Radio Legend Dies

Bill Drake, who set the tone at hundreds of pop stations with a radio format that placed music -- rather than disc jockeys -- at the center of the broadcast, has died.

Drake died of cancer Saturday at West Hills Hospital in the San Fernando Valley, his domestic partner Carole Scott said. He was 71.

At the height of his career as a radio programming consultant in the late 1960s and early 1970s, Drake championed a streamlined format that came to be known as "Boss Radio," which made announcers' personalities secondary to the Top 40 hits they were spinning.

Under Drake's guidance, radio stations such as KGB in San Diego, KHJ in Los Angeles and KFRC in San Francisco shot to the No. 1 slots in their markets by promising more music and less chatter.  "He really sort of cleaned Top 40 radio up," said John Long, president of the Georgia Radio Hall of Fame, which inducted Drake in 2007. "The music was the star."

Drake, whose given name was Philip Yarbrough, was born Jan. 14, 1937, in southwest Georgia and began his professional radio career as a disk jockey and later program director at WAKE in Atlanta.

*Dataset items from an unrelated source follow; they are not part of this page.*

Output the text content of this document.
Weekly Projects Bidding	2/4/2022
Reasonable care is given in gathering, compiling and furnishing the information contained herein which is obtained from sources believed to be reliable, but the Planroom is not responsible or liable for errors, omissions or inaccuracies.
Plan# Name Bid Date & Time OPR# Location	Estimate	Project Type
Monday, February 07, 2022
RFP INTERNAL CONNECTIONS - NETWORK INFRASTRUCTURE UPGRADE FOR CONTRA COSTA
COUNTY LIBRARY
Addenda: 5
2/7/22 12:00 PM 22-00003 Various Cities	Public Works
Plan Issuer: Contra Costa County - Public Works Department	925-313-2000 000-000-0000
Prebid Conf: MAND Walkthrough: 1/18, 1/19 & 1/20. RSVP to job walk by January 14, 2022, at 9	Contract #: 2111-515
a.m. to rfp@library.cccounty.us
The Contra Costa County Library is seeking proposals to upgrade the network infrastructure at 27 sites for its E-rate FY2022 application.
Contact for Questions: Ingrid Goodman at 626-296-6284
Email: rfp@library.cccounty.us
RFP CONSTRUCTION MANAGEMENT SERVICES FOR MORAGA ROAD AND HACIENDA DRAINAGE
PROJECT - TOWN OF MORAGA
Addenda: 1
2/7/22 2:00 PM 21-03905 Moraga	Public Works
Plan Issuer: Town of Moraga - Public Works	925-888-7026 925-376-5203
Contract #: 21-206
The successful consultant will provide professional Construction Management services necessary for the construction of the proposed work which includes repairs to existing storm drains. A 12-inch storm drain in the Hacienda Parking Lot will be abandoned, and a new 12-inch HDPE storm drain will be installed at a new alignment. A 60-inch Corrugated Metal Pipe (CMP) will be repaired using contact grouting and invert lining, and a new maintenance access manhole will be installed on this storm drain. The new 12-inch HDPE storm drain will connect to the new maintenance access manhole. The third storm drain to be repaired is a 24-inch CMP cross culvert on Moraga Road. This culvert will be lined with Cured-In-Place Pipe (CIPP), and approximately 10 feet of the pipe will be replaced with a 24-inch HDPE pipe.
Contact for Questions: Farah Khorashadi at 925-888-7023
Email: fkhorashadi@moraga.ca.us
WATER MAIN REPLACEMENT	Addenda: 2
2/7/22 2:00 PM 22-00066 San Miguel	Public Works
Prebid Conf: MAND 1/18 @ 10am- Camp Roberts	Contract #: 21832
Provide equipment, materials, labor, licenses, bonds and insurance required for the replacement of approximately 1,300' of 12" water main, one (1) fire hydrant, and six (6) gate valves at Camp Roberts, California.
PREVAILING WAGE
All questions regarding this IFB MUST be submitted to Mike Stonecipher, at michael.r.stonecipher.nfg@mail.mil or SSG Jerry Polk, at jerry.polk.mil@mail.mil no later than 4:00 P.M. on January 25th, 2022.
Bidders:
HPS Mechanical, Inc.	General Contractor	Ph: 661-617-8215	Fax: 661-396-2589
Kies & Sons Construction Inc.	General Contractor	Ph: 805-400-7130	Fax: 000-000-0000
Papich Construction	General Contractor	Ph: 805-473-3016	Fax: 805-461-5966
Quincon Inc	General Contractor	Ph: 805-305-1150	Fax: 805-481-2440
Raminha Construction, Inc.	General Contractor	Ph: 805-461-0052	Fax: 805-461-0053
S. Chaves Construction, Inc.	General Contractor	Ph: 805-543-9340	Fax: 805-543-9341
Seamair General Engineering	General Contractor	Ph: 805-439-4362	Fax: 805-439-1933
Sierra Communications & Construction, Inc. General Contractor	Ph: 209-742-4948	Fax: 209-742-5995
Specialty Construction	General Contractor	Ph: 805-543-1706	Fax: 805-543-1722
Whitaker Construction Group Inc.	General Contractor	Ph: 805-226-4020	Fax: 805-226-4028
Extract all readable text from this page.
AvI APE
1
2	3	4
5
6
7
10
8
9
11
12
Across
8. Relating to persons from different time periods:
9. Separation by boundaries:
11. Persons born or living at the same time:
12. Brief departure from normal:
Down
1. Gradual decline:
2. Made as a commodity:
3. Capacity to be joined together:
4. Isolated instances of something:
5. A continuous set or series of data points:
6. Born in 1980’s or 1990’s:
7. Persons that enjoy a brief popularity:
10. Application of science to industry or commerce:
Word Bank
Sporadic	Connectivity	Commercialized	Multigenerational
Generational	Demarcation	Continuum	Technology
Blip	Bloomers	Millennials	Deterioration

His name was changed to Drake because the station wanted a name that rhymed with the call letters, according to a biography on Drake's Web site.

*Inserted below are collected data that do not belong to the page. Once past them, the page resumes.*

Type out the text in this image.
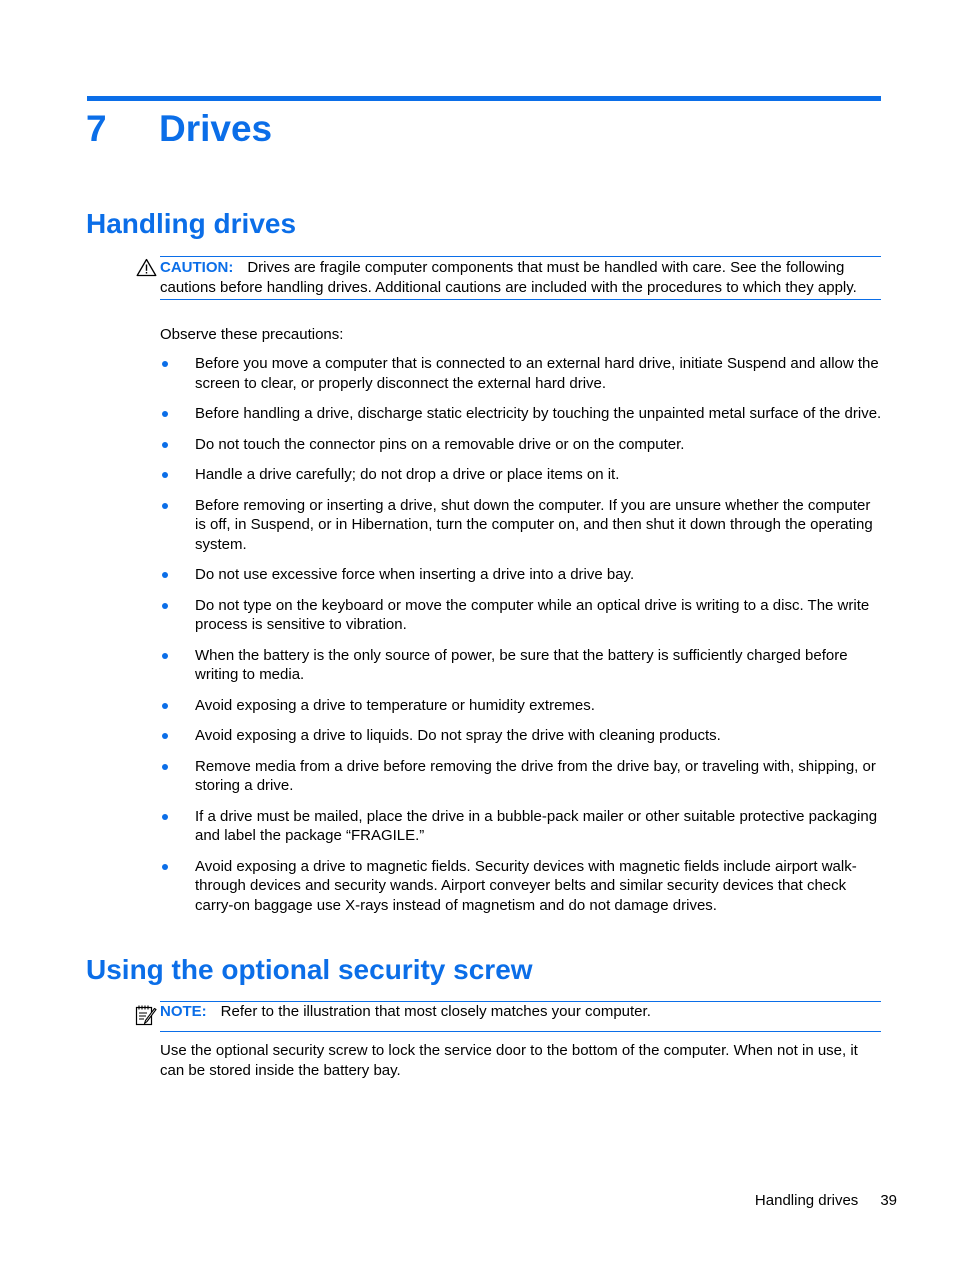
7 Drives
Handling drives
CAUTION: Drives are fragile computer components that must be handled with care. See the following cautions before handling drives. Additional cautions are included with the procedures to which they apply.

Observe these precautions:

Before you move a computer that is connected to an external hard drive, initiate Suspend and allow the screen to clear, or properly disconnect the external hard drive.
Before handling a drive, discharge static electricity by touching the unpainted metal surface of the drive.
Do not touch the connector pins on a removable drive or on the computer.
Handle a drive carefully; do not drop a drive or place items on it.
Before removing or inserting a drive, shut down the computer. If you are unsure whether the computer is off, in Suspend, or in Hibernation, turn the computer on, and then shut it down through the operating system.
Do not use excessive force when inserting a drive into a drive bay.
Do not type on the keyboard or move the computer while an optical drive is writing to a disc. The write process is sensitive to vibration.
When the battery is the only source of power, be sure that the battery is sufficiently charged before writing to media.
Avoid exposing a drive to temperature or humidity extremes.
Avoid exposing a drive to liquids. Do not spray the drive with cleaning products.
Remove media from a drive before removing the drive from the drive bay, or traveling with, shipping, or storing a drive.
If a drive must be mailed, place the drive in a bubble-pack mailer or other suitable protective packaging and label the package “FRAGILE.”
Avoid exposing a drive to magnetic fields. Security devices with magnetic fields include airport walk-through devices and security wands. Airport conveyer belts and similar security devices that check carry-on baggage use X-rays instead of magnetism and do not damage drives.
Using the optional security screw
NOTE: Refer to the illustration that most closely matches your computer.

Use the optional security screw to lock the service door to the bottom of the computer. When not in use, it can be stored inside the battery bay.

Handling drives 39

Drake later moved to California, where he directed programming at stations in San Francisco, Stockton and Fresno, before launching his radio consulting business with longtime partner Gene Chenault. The two launched numerous high-profile radio careers, including that of Top 40 disc jockeys "The Real" Don Steele and Robert W. Morgan.

"He gave the world so many people that worked together that had egos the size of the Empire State Building," Scott said. "They were all part of the Drake radio empire."

Drake sold his interest in Drake-Chenault Enterprises Inc. in 1983. He was developing a new Top 40 format for satellite radio at the time of his death.

He is survived by his daughter Kristie Philbin.